Warren Buffett is an American business investor, who also serves as the CEO of Berkshire Hathaway. He is also a synonym of success. Buffett He is one of the most successful investors in the world. We have stolen some of the golden investment tips from the personal diary of Warren Buffet. The great investor emphasized mainly on factors like future plans, investments, new accounting change, and inability to buy big companies. Following are some investment lessons written by Warren Buffett to all shareholders:
- Performance comes, performance goes. Fees never falter
While emphasizing on several factors, he talked about the fund-of-fund performance in his diary. American investor also mentioned that the investors believe that if the businesses of the investees are successful then their investments will be successful as well.
- Even Bond could be risky
During those days of 2012, long-term bonds were considered as the riskier investment than a long-term investment in common stocks. During that era, it is said that even a 1 percent annual rate of inflation would have decreased the buying -power of the government bond. This is one of the terrible mistakes made by the investors to measure their investment “risk” by their portfolio’s ratio of bonds to stocks. Usually, it is observed that the high-grade bonds in an investment portfolio increase its risk.

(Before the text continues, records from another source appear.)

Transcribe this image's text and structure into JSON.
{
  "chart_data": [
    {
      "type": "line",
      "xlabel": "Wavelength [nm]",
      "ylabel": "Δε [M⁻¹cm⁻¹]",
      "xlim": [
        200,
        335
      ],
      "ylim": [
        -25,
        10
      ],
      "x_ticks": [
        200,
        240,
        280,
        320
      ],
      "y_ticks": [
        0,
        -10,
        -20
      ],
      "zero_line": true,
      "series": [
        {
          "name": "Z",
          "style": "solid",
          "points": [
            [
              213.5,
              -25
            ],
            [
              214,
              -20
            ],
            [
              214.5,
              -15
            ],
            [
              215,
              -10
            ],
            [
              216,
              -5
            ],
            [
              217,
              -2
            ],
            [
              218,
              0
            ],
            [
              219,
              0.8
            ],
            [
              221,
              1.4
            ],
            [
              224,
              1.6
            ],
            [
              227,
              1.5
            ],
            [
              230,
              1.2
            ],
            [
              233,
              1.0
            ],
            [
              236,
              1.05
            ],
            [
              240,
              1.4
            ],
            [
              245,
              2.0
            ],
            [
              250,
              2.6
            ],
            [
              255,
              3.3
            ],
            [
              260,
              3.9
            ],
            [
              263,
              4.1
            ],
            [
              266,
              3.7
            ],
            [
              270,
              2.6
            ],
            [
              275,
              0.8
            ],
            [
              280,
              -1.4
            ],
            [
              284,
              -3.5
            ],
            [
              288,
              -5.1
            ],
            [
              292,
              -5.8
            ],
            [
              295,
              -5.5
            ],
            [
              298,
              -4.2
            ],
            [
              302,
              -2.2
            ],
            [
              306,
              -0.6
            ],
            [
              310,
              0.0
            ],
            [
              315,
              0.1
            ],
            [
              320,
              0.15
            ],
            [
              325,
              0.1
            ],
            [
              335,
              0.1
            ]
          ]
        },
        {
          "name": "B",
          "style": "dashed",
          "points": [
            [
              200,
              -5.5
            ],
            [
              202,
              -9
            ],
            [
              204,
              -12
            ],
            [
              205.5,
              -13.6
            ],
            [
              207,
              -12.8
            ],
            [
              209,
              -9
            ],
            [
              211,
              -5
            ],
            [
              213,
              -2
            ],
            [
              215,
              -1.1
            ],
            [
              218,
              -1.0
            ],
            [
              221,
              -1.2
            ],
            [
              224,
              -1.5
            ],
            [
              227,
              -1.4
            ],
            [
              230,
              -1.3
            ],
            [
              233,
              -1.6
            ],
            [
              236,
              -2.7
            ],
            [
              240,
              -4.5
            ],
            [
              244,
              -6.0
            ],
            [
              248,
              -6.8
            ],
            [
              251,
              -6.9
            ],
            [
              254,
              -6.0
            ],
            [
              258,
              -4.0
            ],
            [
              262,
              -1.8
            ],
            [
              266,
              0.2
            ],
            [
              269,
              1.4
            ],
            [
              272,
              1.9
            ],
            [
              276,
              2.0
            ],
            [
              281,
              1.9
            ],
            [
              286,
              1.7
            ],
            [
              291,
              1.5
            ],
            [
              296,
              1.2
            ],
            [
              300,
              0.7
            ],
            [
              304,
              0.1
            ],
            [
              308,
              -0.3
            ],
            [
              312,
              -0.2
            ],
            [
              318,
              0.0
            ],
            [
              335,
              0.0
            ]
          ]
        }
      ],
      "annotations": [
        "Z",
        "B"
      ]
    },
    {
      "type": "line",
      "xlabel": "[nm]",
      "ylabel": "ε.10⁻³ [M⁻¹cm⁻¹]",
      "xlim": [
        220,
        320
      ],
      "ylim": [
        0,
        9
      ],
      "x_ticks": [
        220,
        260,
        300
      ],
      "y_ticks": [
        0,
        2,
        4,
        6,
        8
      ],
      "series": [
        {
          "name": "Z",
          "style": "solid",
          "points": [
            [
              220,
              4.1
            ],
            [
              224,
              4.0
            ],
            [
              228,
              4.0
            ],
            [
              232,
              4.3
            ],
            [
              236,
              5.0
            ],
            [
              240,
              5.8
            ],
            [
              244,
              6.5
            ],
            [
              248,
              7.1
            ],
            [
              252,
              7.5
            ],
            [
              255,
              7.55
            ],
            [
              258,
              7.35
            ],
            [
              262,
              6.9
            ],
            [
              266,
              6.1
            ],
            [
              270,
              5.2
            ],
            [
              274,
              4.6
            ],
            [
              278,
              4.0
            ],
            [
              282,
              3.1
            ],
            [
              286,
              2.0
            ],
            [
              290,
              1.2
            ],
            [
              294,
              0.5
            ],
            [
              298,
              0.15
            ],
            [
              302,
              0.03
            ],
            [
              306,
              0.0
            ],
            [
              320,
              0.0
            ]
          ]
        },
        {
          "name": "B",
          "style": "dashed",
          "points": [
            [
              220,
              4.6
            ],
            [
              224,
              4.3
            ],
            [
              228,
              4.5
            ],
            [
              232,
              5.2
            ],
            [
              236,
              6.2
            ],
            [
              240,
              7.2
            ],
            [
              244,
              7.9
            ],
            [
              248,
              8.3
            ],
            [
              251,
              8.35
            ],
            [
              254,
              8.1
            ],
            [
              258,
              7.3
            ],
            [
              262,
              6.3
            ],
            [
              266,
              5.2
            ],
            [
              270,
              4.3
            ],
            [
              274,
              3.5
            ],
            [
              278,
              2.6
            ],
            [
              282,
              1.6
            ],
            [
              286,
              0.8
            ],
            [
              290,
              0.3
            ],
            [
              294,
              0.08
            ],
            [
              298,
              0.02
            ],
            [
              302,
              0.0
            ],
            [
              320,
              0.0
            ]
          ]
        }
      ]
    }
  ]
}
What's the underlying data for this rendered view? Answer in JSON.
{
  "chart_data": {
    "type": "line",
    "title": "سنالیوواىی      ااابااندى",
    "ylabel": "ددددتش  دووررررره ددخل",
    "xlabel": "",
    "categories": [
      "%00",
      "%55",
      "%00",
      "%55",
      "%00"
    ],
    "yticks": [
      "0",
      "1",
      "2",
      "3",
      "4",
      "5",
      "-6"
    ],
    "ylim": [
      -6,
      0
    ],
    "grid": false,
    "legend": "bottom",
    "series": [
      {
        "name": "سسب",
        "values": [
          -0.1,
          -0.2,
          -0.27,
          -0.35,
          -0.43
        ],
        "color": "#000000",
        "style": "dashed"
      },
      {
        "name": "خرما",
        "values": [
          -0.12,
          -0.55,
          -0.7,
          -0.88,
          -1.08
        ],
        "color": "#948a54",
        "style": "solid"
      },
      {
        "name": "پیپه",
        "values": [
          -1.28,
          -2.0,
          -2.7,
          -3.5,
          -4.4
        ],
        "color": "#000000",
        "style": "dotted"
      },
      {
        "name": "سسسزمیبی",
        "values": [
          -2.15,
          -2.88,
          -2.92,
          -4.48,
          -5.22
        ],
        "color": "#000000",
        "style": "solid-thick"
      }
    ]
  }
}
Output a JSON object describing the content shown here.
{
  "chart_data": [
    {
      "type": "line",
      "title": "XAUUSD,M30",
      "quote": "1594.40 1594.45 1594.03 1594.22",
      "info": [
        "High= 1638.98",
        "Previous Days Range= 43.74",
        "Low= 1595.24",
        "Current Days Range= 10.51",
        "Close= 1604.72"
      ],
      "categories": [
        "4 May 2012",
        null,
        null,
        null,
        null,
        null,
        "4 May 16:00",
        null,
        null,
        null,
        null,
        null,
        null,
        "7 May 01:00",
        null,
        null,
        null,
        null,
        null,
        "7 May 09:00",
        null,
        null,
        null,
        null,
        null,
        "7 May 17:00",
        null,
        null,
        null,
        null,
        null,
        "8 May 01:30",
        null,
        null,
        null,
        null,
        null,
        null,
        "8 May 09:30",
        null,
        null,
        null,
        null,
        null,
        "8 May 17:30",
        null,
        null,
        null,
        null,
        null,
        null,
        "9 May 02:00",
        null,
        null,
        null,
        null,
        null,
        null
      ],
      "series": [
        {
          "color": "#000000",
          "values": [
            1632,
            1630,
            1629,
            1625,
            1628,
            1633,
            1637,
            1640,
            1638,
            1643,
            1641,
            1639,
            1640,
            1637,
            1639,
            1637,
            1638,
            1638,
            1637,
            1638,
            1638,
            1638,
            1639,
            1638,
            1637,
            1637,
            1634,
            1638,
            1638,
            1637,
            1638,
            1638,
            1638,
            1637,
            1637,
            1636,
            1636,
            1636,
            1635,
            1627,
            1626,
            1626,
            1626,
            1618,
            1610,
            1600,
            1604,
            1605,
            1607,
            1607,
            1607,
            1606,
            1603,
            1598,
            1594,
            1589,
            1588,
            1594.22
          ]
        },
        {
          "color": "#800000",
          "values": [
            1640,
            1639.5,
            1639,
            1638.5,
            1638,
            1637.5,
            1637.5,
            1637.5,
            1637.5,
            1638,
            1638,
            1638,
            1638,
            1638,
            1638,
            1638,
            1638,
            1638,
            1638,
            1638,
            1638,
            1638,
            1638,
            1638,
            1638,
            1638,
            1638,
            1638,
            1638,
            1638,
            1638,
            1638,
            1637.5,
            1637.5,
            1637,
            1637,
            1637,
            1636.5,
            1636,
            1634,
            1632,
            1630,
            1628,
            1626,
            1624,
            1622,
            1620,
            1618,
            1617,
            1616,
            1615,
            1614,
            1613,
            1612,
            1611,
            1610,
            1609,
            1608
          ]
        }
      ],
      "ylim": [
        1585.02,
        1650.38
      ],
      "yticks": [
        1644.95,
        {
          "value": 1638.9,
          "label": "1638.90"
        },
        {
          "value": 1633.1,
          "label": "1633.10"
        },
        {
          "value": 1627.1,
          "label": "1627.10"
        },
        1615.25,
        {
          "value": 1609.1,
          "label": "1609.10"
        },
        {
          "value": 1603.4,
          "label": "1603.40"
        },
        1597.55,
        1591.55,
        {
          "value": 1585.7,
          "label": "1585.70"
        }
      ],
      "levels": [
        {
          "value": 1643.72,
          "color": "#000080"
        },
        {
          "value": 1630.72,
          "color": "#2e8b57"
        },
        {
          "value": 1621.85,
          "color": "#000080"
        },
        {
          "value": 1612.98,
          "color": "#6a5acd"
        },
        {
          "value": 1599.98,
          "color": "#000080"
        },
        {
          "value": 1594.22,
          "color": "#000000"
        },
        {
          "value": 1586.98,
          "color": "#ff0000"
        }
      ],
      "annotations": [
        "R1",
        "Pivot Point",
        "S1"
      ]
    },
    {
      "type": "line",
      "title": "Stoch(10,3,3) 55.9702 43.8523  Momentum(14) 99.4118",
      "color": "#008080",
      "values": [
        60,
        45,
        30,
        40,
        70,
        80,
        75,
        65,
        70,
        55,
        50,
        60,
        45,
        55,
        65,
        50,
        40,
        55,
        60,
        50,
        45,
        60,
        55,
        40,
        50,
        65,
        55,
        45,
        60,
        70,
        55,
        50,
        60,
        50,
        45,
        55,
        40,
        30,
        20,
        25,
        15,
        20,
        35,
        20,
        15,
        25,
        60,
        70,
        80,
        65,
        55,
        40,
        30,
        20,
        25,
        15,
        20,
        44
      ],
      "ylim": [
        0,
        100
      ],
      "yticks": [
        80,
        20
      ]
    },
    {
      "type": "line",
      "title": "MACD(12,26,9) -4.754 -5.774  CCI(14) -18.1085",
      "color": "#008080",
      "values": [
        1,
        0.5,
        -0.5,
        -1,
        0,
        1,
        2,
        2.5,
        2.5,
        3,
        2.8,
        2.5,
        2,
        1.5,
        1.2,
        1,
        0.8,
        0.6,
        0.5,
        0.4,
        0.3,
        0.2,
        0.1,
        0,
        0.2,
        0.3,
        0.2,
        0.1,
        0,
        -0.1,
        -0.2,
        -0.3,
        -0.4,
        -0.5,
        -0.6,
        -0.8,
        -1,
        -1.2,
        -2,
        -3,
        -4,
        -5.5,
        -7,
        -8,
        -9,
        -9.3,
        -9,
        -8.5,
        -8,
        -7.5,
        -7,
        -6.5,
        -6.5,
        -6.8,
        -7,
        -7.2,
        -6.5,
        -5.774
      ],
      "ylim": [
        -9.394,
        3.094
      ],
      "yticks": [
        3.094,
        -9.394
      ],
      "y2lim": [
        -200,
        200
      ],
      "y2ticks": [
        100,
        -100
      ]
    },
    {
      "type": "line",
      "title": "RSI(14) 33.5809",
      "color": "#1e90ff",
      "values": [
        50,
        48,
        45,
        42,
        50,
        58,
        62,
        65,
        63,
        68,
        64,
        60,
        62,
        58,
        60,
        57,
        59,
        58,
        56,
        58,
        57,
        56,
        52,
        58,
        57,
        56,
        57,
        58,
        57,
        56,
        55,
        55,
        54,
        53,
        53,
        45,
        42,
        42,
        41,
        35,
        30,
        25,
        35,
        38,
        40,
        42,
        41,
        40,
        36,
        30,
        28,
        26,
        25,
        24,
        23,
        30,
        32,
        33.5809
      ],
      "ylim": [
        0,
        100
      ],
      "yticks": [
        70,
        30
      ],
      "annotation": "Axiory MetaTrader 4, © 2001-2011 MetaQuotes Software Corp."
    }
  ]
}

- A diversified portfolio is best
He also highlighted that in an upcoming day, week or even year, stocks will be riskier. The stocks will be far riskier than the short-term US bonds. It is believed that as the investor’s investment horizon lengthens, the diversified portfolio of US equities becomes less risky than bonds. However, in this case, it is assumed that the stocks are purchased at a sensible multiple of earnings relative to then-prevailing interest rates.